Genre: Post-Hardcore
Favorite Tracks: “Heavy Water,” “Awake, Asleep,” “Resurrection”
Truth Cult takes their name from a Lungfish song and their new album WALK THE WHEEL was produced by Jawbox’s J. Robbins, so the sonic touchstones here are clear. The album is indeed indebted to DC post-hardcore—Paris Roberts’ ragged howl can be a dead ringer for Guy Piccioto’s circa ‘85—but to classify Truth Cult as simply a Revolution Summer worship act would be a gross understatement.
Lead single “Heavy Water” mixes jagged, angular hardcore with a hypnotic psych-rock hook, the interplay between Roberts’ shouts and Emily Ferrara’s croons adding texture to the track. It’s a perfect thesis statement for WALK THE WHEEL, and a template for the record at its best. Songs like “Unstoppable” and “What Is Time?” follow a similar formula, using hardcore punk as a jumping-off point for hooky alt rock.

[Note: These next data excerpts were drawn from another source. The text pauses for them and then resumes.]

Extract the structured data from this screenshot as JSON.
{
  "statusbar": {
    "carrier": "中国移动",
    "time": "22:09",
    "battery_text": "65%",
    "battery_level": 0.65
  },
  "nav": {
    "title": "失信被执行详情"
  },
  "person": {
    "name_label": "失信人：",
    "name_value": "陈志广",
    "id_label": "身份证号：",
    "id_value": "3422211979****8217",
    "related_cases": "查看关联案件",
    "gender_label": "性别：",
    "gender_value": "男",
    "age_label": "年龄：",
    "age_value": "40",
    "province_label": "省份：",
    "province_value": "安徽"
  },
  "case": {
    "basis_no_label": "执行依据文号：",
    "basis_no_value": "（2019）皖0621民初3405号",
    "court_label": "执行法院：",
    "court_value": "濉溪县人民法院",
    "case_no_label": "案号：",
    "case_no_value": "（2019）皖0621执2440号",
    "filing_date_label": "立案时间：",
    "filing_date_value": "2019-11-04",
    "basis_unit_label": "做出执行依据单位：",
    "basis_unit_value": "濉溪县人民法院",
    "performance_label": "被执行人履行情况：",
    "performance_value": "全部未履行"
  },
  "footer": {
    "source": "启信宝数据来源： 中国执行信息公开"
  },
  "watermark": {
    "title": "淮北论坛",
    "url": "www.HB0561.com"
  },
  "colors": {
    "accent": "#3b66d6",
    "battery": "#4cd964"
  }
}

This ability to blend the styles is Truth Cult’s greatest strength; it is increasingly in vogue for bands to throw back to ‘80s post-hardcore, but most are playing it straight. The incorporation of clean post-punk choruses on a track like “Resurrection” push the band well above their peers in the same category.

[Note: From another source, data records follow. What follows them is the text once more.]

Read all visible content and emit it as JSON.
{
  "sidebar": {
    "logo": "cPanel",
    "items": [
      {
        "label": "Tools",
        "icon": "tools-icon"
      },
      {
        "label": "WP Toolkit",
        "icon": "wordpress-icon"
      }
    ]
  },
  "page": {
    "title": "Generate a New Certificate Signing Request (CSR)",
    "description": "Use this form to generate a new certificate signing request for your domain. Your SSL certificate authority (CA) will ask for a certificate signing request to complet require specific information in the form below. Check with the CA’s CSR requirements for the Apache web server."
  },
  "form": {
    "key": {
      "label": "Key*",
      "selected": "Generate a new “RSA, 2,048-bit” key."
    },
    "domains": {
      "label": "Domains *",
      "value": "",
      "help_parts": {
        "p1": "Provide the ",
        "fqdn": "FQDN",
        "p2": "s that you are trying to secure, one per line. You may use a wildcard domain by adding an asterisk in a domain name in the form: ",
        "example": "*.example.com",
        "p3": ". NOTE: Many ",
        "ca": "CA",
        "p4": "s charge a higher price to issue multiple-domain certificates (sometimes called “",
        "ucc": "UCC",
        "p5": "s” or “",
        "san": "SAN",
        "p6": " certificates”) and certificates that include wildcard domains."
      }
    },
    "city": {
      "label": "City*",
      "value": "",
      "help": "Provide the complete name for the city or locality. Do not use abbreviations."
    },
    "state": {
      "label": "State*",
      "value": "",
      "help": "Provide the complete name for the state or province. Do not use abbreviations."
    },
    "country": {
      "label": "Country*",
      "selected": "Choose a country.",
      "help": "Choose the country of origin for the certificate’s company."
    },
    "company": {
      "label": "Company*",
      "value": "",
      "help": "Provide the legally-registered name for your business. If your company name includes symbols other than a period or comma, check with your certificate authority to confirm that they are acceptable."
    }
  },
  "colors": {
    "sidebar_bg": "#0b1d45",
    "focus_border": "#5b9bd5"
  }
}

The downside to this is that within the first three tracks—the introductory “Squeeze,” “Resurrection,” and “Heavy Water”—the band establishes the stakes and the sonic boundaries, and when “Clearskin” kicks in afterward, it falls short. As a fairly straightforward hardcore punk cut, it feels less gripping than the album’s more amorphous tracks. When Truth Cult commits themselves to the particular lane of ‘80s-influenced hardcore, like on that track or “Kokaine Kommando” or “Ain’t Rubbin No Shoulders,” it’s clearly less than the band’s capable of.

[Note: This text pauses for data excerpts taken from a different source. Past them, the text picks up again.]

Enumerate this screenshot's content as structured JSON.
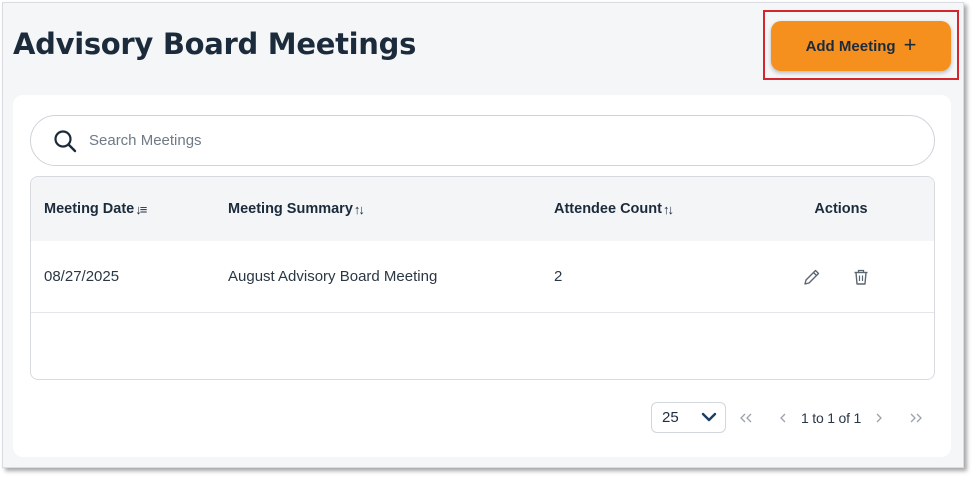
{
  "header": {
    "title": "Advisory Board Meetings",
    "add_button_label": "Add Meeting",
    "add_button_icon": "plus-icon"
  },
  "search": {
    "placeholder": "Search Meetings",
    "value": "",
    "icon": "search-icon"
  },
  "table": {
    "columns": [
      {
        "label": "Meeting Date",
        "sort": "↓≡"
      },
      {
        "label": "Meeting Summary",
        "sort": "↑↓"
      },
      {
        "label": "Attendee Count",
        "sort": "↑↓"
      },
      {
        "label": "Actions",
        "sort": ""
      }
    ],
    "rows": [
      {
        "date": "08/27/2025",
        "summary": "August Advisory Board Meeting",
        "attendees": "2",
        "actions": [
          "pencil-icon",
          "trash-icon"
        ]
      }
    ]
  },
  "pagination": {
    "page_size": "25",
    "range_text": "1 to 1 of 1"
  },
  "colors": {
    "accent": "#f5901f",
    "highlight": "#d4262c",
    "title": "#1c2b3b"
  }
}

Contrarily, their efforts in the other direction are surprisingly rewarding; “Awake, Asleep” foregoes hardcore altogether in favor of trancelike, shimmering alt rock, propelled by Ferrara’s dreamlike vocals. The driving “Naked in the End” uses Roberts merely as a counterpoint to Ferrara, hardcore-inflected alt rock rather than the other way around, and it’s as compelling a track can be found on WALK THE WHEEL. Admittedly, though, as much as a song like the furious “Ain’t Rubbin No Shoulders” might not stack up to the rest of the LP, it’s still a barnburner of a song—it’s more a testament to the genre-fluid sound of WALK THE WHEEL that a song that competent can be considered lesser.